Geography
- Location: 169 Riverside Drive, Binghamton, New York, United States
- Coordinates: 42°06′34″N 75°56′31″W﻿ / ﻿42.109314°N 75.942044°W

Organization
- Type: Community

History
- Founded: 1925

Links
- Website: https://www.guthrie.org/locations/guthrie-lourdes-hospital
- Lists: Hospitals in New York State

= Guthrie Lourdes Hospital =

Guthrie Lourdes Hospital, formerly Our Lady of Lourdes Memorial Hospital is a 197 bed community hospital in Binghamton, New York, United States.

Bishop Daniel Curley had specifically requested that nuns Martina Disney, Gertrude Eisele, Rose Anna Hastings, and Louise McParland, later known as the Four Daughters of Charity, open a hospital in Binghamton in 1925. Thus began the 25 bed Our Lady of Lourdes Memorial Hospital in the Corbett mansion where they lived.
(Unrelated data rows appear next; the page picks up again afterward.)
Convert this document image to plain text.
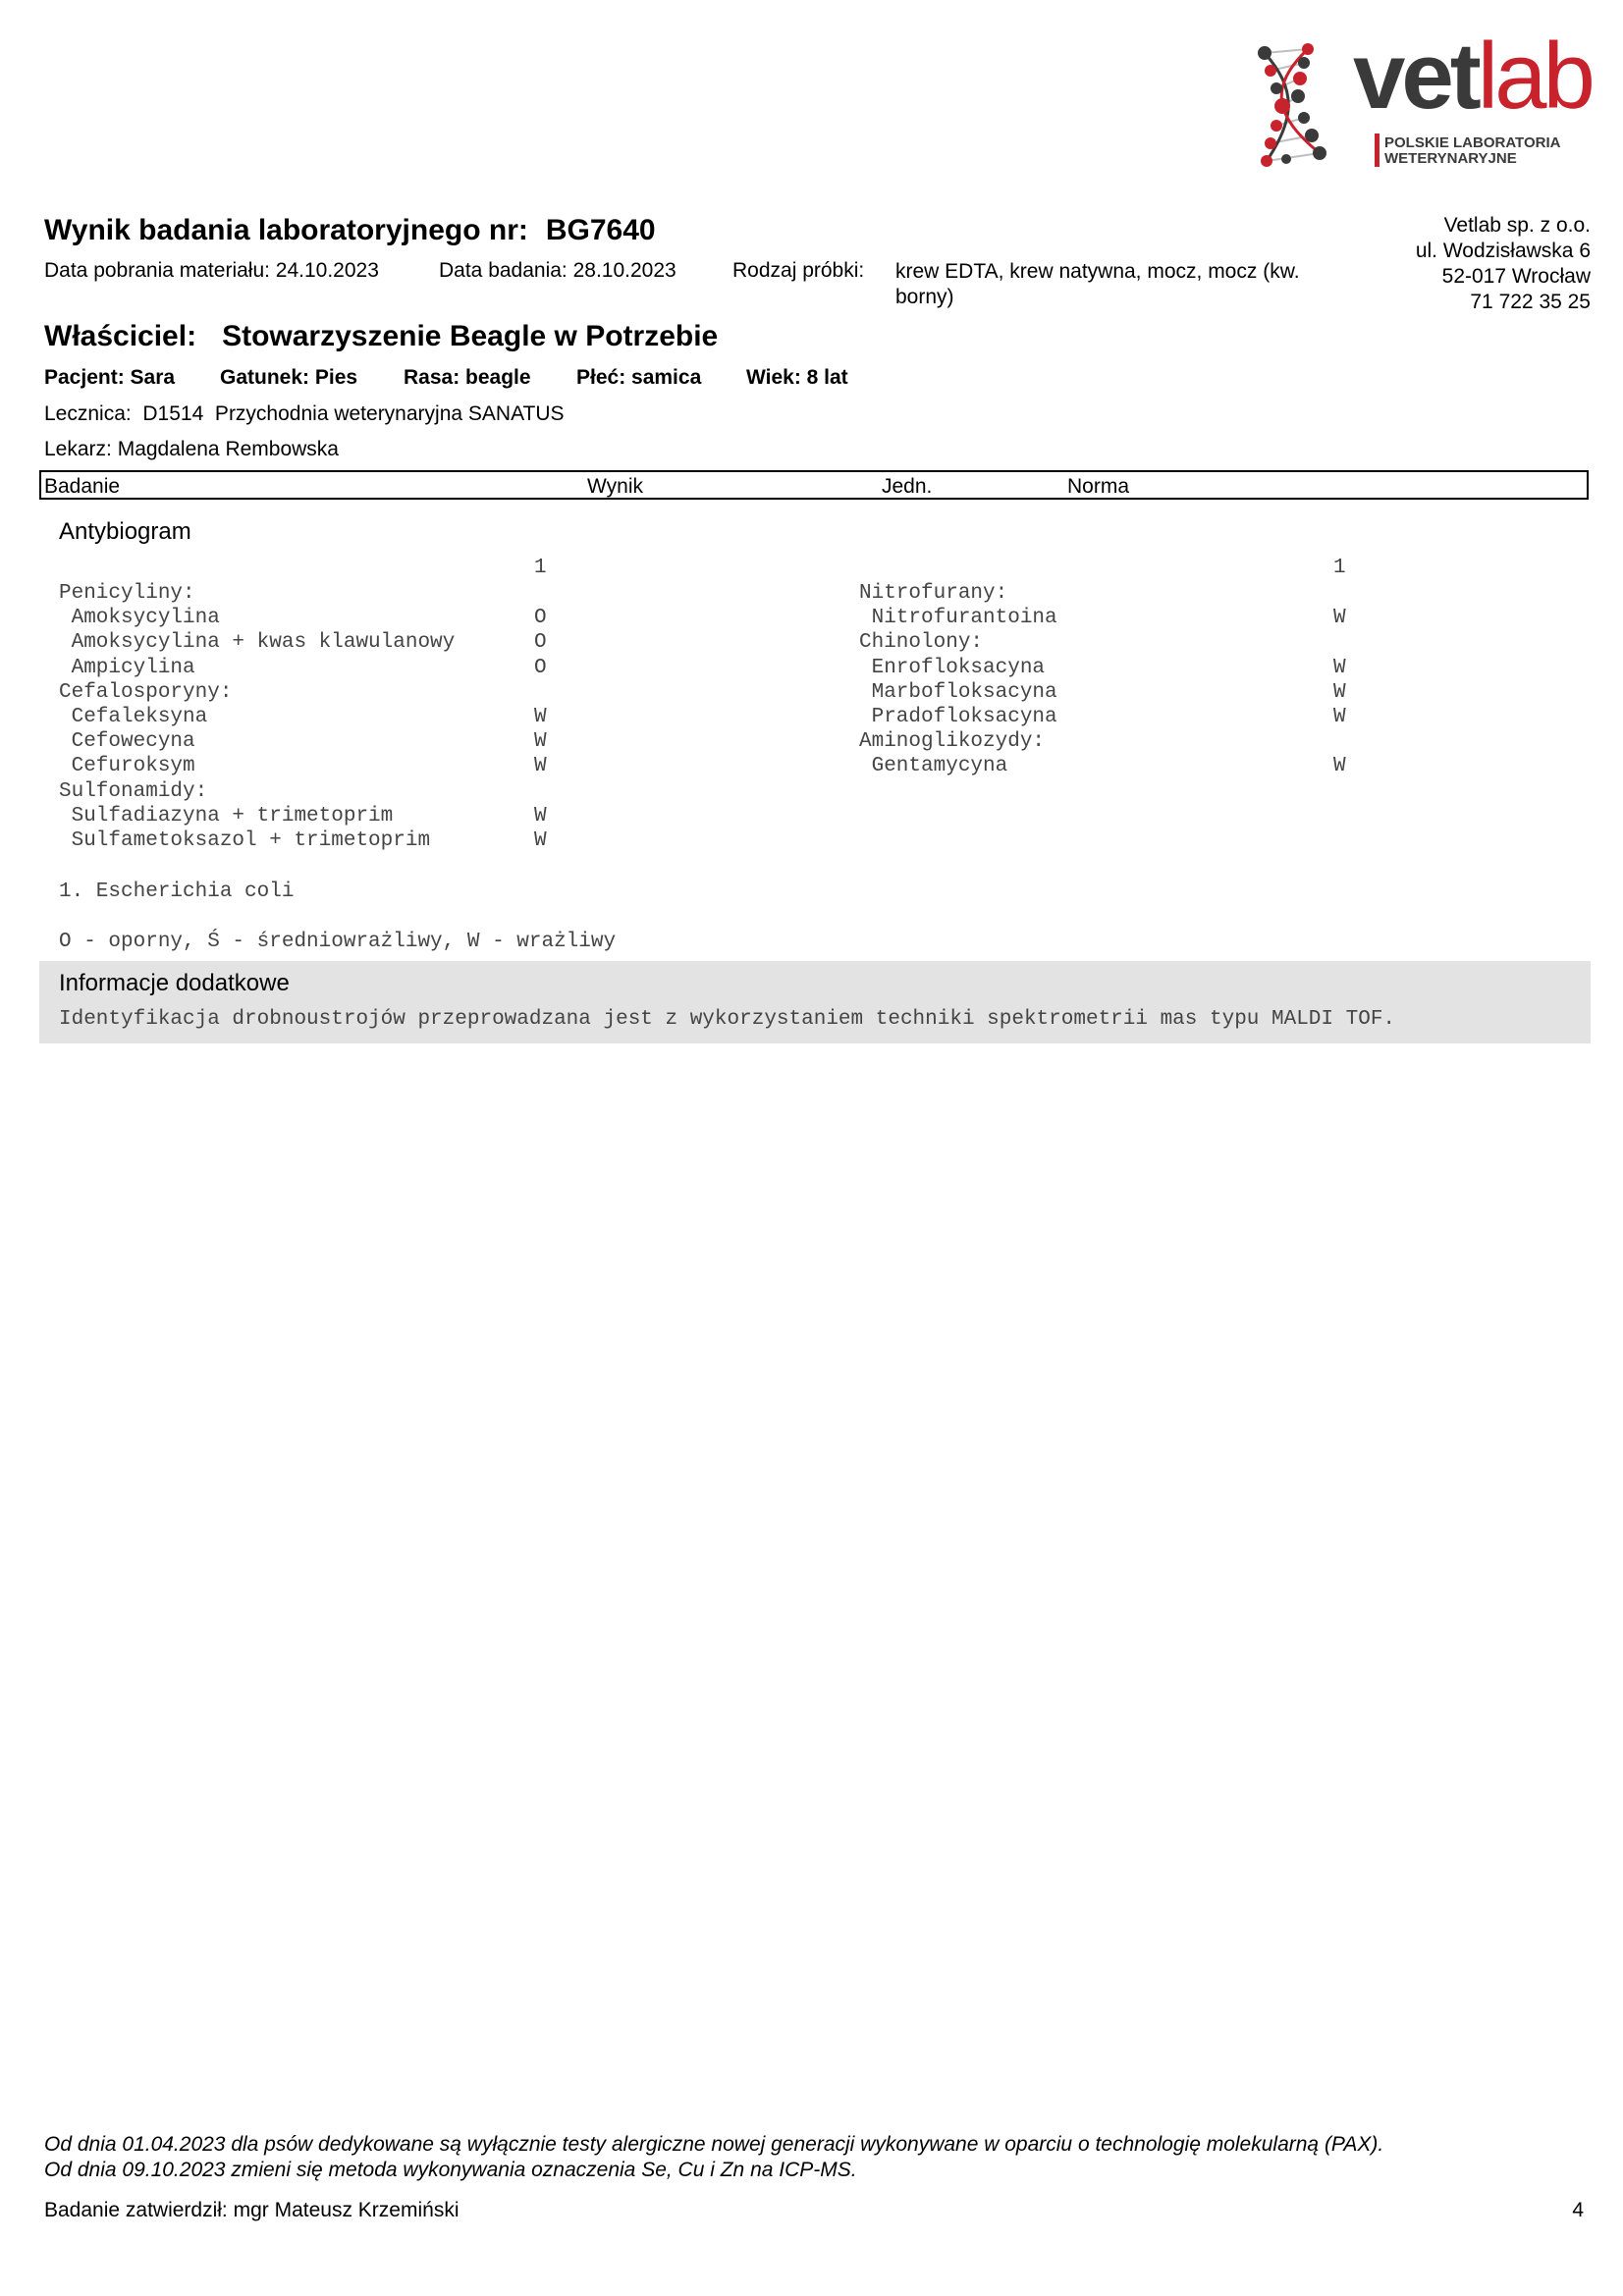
vetlab
POLSKIE LABORATORIA
WETERYNARYJNE
Wynik badania laboratoryjnego nr: BG7640	Vetlab sp. z o.o.
ul. Wodzisławska 6
52-017 Wrocław
71 722 35 25
Data pobrania materiału: 24.10.2023	Data badania: 28.10.2023	Rodzaj próbki: krew EDTA, krew natywna, mocz, mocz (kw. borny)
Właściciel: Stowarzyszenie Beagle w Potrzebie
Pacjent: Sara Gatunek: Pies Rasa: beagle Płeć: samica Wiek: 8 lat
Lecznica:  D1514  Przychodnia weterynaryjna SANATUS
Lekarz: Magdalena Rembowska
Badanie	Wynik	Jedn.	Norma
Antybiogram
1	1
Penicyliny:
Amoksycylina	O
Amoksycylina + kwas klawulanowy	O
Ampicylina	O
Cefalosporyny:
Cefaleksyna	W
Cefowecyna	W
Cefuroksym	W
Sulfonamidy:
Sulfadiazyna + trimetoprim	W
Sulfametoksazol + trimetoprim	W
Nitrofurany:
Nitrofurantoina	W
Chinolony:
Enrofloksacyna	W
Marbofloksacyna	W
Pradofloksacyna	W
Aminoglikozydy:
Gentamycyna	W
1. Escherichia coli
O - oporny, Ś - średniowrażliwy, W - wrażliwy
Informacje dodatkowe
Identyfikacja drobnoustrojów przeprowadzana jest z wykorzystaniem techniki spektrometrii mas typu MALDI TOF.
Od dnia 01.04.2023 dla psów dedykowane są wyłącznie testy alergiczne nowej generacji wykonywane w oparciu o technologię molekularną (PAX).
Od dnia 09.10.2023 zmieni się metoda wykonywania oznaczenia Se, Cu i Zn na ICP-MS.
Badanie zatwierdził: mgr Mateusz Krzemiński	4
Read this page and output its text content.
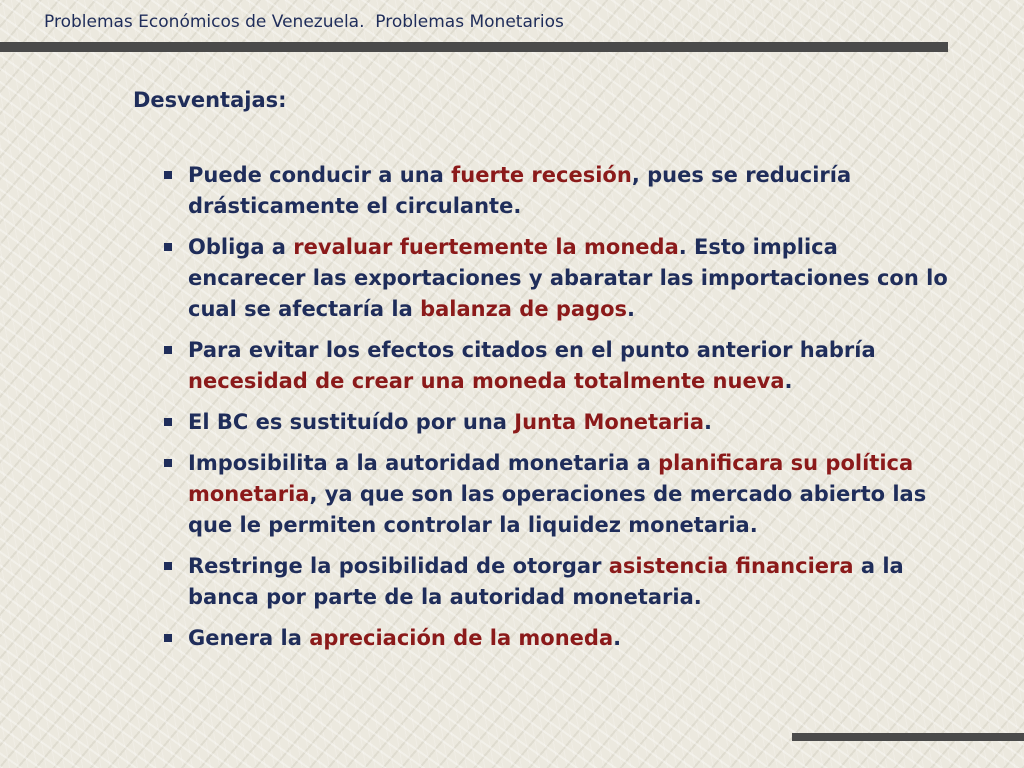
Problemas Económicos de Venezuela.  Problemas Monetarios
Desventajas:
Puede conducir a una fuerte recesión, pues se reduciría drásticamente el circulante.
Obliga a revaluar fuertemente la moneda. Esto implica encarecer las exportaciones y abaratar las importaciones con lo cual se afectaría la balanza de pagos.
Para evitar los efectos citados en el punto anterior habría necesidad de crear una moneda totalmente nueva.
El BC es sustituído por una Junta Monetaria.
Imposibilita a la autoridad monetaria a planificara su política monetaria, ya que son las operaciones de mercado abierto las que le permiten controlar la liquidez monetaria.
Restringe la posibilidad de otorgar asistencia financiera a la banca por parte de la autoridad monetaria.
Genera la apreciación de la moneda.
In 1983, the hospital was selected by the US Federal Government to take part in a national cancer research project. In 2006, a flood cost the hospital several million dollars in damages.

In 2017, Lourdes was granted a three-year/full accreditation designation by the National Accreditation Program for Breast Centers (NAPBC).

In 2018, Lourdes was ranked as the 21st best hospital in New York according to the U.S. News Best Hospitals specialty rankings.

On February 1, 2024, Our Lady of Lourdes Memorial Hospital was acquired by the Guthrie Clinic based in Sayre, Pennsylvania.